24 Octobre 2007, 19:24pm

Publié par barreteau

Les Frigos en octobre 1995, vus du viaduc de Tolbiac

Tout autour, c'est le Paris impersonnel, celui des voies express, des immeubles nés de la spéculation immobilière et de l'écrasante Très Grande Bibliothèque avec son esplanade immense, coupée de la ville et de la Seine ... pourtant si proches... un lieu abstrait, hostile... Et au milieu de tout cela, un ilot de vie, de résistance, au "look" détonnant : Les Frigos.

Depuis les années 80, des artistes ce sont légalement installés ici - ce n'est pas un squat - créant une incroyable cité, un antre bouillonnant de créativité.

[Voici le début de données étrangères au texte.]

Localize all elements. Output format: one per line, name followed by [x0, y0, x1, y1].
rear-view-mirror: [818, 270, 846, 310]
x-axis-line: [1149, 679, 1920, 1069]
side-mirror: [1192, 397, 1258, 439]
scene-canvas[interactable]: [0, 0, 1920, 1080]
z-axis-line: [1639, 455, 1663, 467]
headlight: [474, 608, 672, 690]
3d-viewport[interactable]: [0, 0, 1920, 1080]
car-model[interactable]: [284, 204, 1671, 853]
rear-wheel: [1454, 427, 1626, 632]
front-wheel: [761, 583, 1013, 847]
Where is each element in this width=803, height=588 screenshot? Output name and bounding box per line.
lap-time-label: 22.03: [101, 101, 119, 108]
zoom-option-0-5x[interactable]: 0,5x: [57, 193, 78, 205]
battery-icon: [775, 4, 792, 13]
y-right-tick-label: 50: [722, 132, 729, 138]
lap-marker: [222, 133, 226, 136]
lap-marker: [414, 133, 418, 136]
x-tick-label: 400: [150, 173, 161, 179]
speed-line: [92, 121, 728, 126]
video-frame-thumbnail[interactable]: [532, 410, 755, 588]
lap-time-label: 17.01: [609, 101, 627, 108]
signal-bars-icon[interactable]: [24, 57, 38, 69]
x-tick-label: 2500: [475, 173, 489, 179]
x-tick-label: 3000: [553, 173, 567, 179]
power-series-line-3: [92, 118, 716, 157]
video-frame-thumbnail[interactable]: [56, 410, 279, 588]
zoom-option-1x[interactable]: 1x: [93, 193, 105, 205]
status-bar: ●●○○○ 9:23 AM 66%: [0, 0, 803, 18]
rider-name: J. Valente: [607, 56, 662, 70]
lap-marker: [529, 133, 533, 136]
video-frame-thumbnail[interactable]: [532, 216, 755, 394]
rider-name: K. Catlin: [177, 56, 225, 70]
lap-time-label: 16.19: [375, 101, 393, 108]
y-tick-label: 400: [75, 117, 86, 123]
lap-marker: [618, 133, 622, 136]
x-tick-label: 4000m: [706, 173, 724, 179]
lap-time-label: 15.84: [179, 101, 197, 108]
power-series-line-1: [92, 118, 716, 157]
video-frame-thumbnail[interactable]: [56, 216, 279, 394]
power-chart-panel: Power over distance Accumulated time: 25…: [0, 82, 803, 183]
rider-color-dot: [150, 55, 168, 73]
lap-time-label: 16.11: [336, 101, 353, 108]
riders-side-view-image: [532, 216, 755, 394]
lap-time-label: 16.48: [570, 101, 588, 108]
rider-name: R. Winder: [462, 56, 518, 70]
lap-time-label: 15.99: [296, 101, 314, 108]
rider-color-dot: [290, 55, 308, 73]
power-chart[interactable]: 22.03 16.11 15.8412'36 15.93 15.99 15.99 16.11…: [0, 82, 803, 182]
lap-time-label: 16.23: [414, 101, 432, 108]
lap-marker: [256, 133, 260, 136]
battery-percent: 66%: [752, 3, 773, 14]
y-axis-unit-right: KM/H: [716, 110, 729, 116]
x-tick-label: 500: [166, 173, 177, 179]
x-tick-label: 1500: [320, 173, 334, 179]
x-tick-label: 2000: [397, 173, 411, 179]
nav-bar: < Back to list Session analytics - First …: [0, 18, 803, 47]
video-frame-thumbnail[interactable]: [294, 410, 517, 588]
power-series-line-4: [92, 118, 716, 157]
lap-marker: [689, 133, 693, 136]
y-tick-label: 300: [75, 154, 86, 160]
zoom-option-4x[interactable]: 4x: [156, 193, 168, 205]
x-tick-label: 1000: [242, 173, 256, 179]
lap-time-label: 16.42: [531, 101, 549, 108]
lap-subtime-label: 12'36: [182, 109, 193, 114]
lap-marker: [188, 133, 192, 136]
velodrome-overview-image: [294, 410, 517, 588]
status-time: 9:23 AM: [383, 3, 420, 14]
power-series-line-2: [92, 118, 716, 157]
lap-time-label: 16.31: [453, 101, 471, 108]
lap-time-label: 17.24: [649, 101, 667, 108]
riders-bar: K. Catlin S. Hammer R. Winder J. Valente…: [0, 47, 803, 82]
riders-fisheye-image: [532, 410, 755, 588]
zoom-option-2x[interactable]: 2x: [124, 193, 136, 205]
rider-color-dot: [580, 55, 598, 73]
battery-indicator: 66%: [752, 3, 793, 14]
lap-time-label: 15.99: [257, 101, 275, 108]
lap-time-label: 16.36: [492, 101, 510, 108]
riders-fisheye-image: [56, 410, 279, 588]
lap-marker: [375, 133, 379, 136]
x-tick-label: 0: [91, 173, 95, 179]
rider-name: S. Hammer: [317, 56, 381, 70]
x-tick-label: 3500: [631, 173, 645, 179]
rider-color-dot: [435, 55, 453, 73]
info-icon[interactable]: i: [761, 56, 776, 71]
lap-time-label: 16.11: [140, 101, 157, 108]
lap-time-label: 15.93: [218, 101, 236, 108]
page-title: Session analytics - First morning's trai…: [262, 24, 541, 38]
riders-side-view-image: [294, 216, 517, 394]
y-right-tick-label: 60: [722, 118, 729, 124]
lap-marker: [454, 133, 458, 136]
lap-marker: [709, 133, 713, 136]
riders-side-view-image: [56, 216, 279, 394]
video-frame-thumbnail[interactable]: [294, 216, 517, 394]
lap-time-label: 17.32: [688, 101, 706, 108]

Dès l'entrée, dans un couloir sombre, couvert de graffitis... une pancarte appelle malicieusement à ne pas couvrir les murs de tags... Les nombreuses tuyauteries, rongées par la rouille, qui courent le long des couloirs, témoignent qu'à l'origine, l'on se trouvait ici, au cœur d'un réfrigérateur géant.

A la fin des années soixante, la disparition des Halles de Paris et l'ouverture du marché de Rungis entraînent l'arrêt de l'activité de ces entrepôts frigorifiques qui, dès lors, sont laissés à l'abandon. Ne bénéficiant d'aucun classement architectural, considérés comme une friche industrielle, ils ont vocation à être détruits car ils sont situés au cœur du périmètre de la ZAC Paris Rive Gauche. Au fur et à mesure de l'édification de nouveaux immeubles sans âme, les Frigos vont perdre à la fois leur vue sur la Seine et la lumière qui baignait les ateliers des artistes. Et maintenant qu'ils sont encerclés par ces bâtiments aux façades vitrées, lisses, ... glaciales et aseptisées; on voit bien que les Frigos sont totalement atypiques et donc pour certains ... plus que dérangeants.
Alors, les Frigos vont-ils être démolis ?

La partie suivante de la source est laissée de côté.